Marko Stout’s Genre-defying Art Attracts Wide Audience
Every once in a while a visual artist comes along who produces work that can’t be easily shoehorned into any single category. When critics first saw pieces from those like Piet Mondrian and Jackson Pollock, they weren’t entirely sure what they were looking at and as a result they failed to recognize the sheer genius that they were playing witness to. The same could be said of many of those who experience the output of Marko Stout for the first time, because it’s so difficult to constrain his art with a single label.
While you might know him best for helping to organize the Edible Apple Film Festival, he has made quite a name for himself in the city of New York with his own art projects. His exhibitions have begun to draw in people at least in part because his work stands out due to the fact that it’s just so different from nearly everything that you might find on the contemporary market.
How Urban Metal Prints Became Fine Art
There was a time when critics wouldn’t take notice of anything that didn’t fit into a narrow definition of fine art. In the midst of all this, Marko Stout started to release urban-inspired prints that were fashioned directly onto metal, which certainly lay well outside of this definition.
As a result, few people initially paid him attention. Those who did, however, could be called slightly influential. Everyone from Snooki to Debra Messing chimed in about how they were personally fans of his art. None other than Charlie Sheen called Marko Stout a genius and he’s also started to attract the attention of other artists who’ve previously struggled for acceptance before suddenly rocketing into stardom.
Billie Eilish, who is perhaps better known for her own collaborations with Japanese visual artist Takashi Murakami, has long been a fan of the visual arts and selected several different adjectives to describe Stout’s work. That being said, her own progress in the field of music had long been questioned in its own right.
Having dropped any number of tracks that are hard to put a label on, Eilish was at least initially ignored by the mainstream media before her own explosion so it makes sense that she’d naturally gravitate toward someone like Stout. Others like Tori Spelling have gone so far as to say that they follow Stout on Instagram.
Star-studded feedback from so many influential people can only go so far, however, and this shouldn’t be taken to suggest that Stout is at all a master of self-promotion. In fact, he’s long allowed his art to speak for him as well as the Big Apple itself.
Art that Speaks Loudly Outside of the City
So far, most coverage of Stout’s metal prints and other urban-inspired pieces have heavily emphasized the fact that he’s primarily a New York City-based artist who shows a great deal of influence from the city and local culture. However, Stout’s art has started to take root in a number of areas around the globe.
In 2016, an exhibition of his came to the city of Chicago and the Huffington Post provided coverage of his Chelsea Girls installation not too long afterward. Fans of his art have actually felt that the NYC theming of his pieces are attractive to them because it’s so different from what they’re used to. While locals might never think of the city as exotic, it certainly is to someone who may never have an opportunity to visit in person.

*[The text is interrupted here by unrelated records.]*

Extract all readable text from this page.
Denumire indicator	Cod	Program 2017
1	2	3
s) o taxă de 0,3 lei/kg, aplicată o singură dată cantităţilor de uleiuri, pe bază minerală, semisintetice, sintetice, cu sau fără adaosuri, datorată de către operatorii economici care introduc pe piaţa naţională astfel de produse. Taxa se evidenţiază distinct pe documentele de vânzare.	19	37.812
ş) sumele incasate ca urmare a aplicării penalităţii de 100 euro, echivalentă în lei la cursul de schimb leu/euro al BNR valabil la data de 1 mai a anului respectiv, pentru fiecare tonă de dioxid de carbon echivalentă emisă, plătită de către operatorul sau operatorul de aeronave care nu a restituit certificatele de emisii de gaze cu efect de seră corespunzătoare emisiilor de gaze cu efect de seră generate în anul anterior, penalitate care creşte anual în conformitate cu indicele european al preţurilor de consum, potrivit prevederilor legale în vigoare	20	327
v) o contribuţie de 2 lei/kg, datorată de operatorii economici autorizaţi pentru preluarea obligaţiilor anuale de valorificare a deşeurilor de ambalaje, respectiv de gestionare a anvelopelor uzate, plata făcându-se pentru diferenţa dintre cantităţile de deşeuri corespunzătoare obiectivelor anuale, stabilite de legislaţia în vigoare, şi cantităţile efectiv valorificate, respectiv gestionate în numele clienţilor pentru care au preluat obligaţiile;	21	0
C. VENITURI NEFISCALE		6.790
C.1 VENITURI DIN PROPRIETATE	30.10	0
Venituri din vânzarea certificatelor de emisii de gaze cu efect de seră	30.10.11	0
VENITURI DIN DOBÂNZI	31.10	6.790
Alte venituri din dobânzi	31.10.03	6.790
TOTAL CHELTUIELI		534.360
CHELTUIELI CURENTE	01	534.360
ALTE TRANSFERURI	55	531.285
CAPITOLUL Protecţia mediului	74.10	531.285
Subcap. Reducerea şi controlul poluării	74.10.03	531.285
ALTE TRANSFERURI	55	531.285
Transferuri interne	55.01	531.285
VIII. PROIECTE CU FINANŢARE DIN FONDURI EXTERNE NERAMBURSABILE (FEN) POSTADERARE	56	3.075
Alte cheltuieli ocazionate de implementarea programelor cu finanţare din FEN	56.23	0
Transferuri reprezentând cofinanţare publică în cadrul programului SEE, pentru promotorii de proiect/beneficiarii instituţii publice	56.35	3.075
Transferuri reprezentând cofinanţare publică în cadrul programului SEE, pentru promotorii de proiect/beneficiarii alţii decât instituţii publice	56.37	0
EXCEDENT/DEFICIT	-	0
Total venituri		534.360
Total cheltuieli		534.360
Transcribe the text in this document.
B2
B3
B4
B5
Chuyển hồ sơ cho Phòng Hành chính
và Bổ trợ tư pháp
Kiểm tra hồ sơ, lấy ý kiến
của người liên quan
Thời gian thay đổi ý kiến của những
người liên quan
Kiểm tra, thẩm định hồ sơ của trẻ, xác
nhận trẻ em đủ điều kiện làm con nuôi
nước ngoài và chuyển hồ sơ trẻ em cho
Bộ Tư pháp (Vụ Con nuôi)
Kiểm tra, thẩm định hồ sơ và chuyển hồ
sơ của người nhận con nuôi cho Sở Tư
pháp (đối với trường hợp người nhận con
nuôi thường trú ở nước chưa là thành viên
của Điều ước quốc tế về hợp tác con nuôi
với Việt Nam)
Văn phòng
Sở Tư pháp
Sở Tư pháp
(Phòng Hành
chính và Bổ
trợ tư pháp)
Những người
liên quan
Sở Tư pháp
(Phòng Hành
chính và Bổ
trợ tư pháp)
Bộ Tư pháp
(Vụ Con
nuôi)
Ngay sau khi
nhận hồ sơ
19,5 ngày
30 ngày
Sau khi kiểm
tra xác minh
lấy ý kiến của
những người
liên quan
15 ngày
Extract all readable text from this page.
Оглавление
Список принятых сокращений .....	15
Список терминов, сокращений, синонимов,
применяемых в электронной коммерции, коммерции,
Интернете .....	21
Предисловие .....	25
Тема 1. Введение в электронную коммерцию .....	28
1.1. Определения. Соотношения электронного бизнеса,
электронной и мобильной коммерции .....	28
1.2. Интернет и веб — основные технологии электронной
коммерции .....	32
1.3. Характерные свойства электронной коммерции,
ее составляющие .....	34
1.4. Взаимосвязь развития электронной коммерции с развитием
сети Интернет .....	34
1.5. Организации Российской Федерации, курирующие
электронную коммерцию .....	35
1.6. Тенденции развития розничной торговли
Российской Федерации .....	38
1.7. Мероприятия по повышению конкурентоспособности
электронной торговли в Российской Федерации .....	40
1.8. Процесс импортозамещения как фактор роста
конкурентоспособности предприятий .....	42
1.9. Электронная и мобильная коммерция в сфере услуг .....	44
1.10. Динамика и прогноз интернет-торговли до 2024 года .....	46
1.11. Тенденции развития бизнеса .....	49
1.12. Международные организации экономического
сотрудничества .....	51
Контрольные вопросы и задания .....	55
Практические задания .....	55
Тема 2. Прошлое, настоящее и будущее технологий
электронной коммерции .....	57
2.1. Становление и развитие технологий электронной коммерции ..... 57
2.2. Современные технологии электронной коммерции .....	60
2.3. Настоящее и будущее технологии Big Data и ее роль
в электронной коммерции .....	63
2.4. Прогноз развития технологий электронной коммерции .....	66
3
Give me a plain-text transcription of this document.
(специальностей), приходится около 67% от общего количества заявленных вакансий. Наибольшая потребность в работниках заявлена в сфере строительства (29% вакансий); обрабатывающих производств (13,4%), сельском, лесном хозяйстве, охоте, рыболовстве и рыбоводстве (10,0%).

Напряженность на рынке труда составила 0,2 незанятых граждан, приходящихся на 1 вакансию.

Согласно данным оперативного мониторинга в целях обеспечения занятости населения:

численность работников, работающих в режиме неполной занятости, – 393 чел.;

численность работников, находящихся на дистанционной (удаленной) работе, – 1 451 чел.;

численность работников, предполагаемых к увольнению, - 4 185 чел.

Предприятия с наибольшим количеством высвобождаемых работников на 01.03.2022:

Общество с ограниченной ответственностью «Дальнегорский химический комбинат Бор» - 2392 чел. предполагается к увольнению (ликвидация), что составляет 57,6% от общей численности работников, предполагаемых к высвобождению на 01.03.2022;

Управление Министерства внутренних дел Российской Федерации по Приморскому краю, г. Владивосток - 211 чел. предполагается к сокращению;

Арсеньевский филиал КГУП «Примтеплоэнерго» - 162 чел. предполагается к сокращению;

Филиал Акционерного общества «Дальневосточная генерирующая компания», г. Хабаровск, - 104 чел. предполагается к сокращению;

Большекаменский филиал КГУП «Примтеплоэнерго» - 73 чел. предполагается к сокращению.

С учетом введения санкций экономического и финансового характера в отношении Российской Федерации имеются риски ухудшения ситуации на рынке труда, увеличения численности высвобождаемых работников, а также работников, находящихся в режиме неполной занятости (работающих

Raising capital in New York City is quite difficult, so Stout largely had to work on these projects by himself to get his message out. The response to that message has been worth every moment, however. People have come from all corners of the globe to get a chance to see some of his in-person exhibitions.
Perhaps it’s the unusual rock-and-roll styling that speaks to that rebellious streak in all of us when looking at his pieces or maybe it’s the chance to visit a location for just a few moments that we’d never get a chance to otherwise. Regardless of why people continue to flock to Marko Stout’s exhibitions, the important thing is that they will and his following doesn’t show any sign of slowing down.